Often, snoring is a relatively minor issue, but it can be a sign of a more severe problem. It can be an indicator of obstructive sleep apnea (OSA), a breathing disorder that can cause you to stop breathing hundreds of times during the night. If left untreated, it can have severe consequences for your health. You may be drowsy, experience memory problems, and even experience cardiac problems.

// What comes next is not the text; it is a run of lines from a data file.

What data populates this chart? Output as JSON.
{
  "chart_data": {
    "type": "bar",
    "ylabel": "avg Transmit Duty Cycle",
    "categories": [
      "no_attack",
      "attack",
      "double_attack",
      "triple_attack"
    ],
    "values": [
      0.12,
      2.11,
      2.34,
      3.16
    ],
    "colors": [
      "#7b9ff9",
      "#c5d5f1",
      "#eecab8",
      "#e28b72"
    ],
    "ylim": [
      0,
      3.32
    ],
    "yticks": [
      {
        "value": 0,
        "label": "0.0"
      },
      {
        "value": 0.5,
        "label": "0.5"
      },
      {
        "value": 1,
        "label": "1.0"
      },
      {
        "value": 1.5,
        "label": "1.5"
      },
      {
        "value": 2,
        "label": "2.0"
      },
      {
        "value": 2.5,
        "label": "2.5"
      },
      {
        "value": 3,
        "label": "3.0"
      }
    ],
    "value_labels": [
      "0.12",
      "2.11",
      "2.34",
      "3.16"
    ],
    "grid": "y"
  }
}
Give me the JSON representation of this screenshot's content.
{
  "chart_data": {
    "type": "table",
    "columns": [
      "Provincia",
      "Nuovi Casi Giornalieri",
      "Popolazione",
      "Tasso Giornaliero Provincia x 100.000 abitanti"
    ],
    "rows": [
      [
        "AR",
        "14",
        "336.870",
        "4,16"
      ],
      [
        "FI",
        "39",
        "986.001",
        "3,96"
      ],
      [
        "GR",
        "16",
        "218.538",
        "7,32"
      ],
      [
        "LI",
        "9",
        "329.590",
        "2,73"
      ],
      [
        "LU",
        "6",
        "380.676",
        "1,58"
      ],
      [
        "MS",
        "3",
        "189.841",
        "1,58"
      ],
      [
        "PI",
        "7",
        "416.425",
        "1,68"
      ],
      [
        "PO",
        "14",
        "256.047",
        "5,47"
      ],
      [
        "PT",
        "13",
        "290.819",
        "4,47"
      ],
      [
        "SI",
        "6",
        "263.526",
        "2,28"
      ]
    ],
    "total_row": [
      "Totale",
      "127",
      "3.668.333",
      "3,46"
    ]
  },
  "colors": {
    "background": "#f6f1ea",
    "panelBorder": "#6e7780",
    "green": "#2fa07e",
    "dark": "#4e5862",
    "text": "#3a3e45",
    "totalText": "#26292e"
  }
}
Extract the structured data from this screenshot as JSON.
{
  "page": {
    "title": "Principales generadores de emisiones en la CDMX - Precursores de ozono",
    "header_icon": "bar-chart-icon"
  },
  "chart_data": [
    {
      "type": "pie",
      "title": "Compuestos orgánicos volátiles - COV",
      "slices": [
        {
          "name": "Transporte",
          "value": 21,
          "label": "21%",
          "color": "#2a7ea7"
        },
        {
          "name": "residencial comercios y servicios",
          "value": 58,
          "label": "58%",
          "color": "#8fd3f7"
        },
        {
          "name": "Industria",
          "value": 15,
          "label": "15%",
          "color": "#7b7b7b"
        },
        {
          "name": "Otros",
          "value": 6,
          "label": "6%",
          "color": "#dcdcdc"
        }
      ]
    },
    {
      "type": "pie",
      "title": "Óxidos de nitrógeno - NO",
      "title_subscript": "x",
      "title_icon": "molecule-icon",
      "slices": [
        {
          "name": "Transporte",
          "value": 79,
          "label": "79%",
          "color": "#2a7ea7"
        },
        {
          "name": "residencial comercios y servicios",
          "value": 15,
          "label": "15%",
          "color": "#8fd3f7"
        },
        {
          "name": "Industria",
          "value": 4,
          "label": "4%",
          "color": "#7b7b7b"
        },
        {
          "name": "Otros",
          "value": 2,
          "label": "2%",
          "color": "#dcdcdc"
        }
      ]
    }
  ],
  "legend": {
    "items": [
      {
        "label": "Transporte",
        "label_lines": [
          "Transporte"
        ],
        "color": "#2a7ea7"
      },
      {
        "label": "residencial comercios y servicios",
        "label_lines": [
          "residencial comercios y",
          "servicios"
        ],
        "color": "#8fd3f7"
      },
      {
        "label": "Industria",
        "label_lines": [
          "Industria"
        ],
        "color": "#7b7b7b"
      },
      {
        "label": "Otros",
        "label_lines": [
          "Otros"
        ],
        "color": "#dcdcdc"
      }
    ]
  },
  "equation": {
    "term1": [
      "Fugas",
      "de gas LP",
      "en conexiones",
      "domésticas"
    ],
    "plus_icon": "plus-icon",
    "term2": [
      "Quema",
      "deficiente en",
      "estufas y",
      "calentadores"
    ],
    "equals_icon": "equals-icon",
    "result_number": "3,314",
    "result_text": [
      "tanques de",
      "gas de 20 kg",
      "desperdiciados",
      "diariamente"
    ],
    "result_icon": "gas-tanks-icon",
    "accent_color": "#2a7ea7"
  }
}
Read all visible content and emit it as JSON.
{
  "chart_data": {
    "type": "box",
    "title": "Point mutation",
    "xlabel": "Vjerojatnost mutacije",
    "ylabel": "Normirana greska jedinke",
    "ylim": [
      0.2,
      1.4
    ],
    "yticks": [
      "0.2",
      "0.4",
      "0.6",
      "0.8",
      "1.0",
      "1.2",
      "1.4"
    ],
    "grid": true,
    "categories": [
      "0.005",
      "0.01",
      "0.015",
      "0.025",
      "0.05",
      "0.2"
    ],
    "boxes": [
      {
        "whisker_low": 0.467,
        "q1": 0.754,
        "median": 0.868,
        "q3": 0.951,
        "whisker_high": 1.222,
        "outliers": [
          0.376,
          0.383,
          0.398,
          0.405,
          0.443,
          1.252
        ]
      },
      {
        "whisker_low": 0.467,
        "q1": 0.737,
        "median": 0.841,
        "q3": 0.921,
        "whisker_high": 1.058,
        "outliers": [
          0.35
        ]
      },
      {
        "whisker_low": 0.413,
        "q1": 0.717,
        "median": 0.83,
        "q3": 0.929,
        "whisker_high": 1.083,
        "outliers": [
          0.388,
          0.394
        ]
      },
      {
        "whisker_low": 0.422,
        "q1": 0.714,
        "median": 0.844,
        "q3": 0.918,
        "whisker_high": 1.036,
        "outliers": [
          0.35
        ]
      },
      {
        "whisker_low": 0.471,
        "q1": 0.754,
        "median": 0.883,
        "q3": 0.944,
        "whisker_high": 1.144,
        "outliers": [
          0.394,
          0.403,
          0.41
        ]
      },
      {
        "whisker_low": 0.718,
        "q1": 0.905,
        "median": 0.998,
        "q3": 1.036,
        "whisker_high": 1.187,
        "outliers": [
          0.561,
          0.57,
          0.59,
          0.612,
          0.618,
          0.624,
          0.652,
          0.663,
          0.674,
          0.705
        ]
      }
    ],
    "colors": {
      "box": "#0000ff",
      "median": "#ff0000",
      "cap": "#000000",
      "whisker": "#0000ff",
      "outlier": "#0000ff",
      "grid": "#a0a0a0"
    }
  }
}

Snoring Caused by the Soft Tissues

Snoring is generally caused by the soft tissues in your throat vibrating when air is forced through them. This can occur due to a variety of factors, including allergies, colds, nasal stuffiness, hormonal changes during pregnancy, and a deviated septum. If you snore, try to avoid drinking alcohol before bed. Alcohol can relax the muscles in the throat, which can reduce the airway's ability to function.


Sleeping On Your Back

Sleeping on your back can cause the soft tissues in the back of your throat to collapse. You will need to change your sleeping position to help improve airflow. Also, avoid smoking, as smoking can cause swelling and narrow your airway. You should also avoid sedatives before bed. These medications can also cause relaxation of the muscles in your throat, which can contribute to snoring. You can also help prevent snoring by using a snoring pillow to keep your head and neck in the proper position.




Over the Age of 50

If you are over the age of 50, you may be at a higher risk for snoring. As you age, the soft tissues in your throat become more relaxed and the airways narrow. If you have a thick soft palate, this may obstruct airflow too.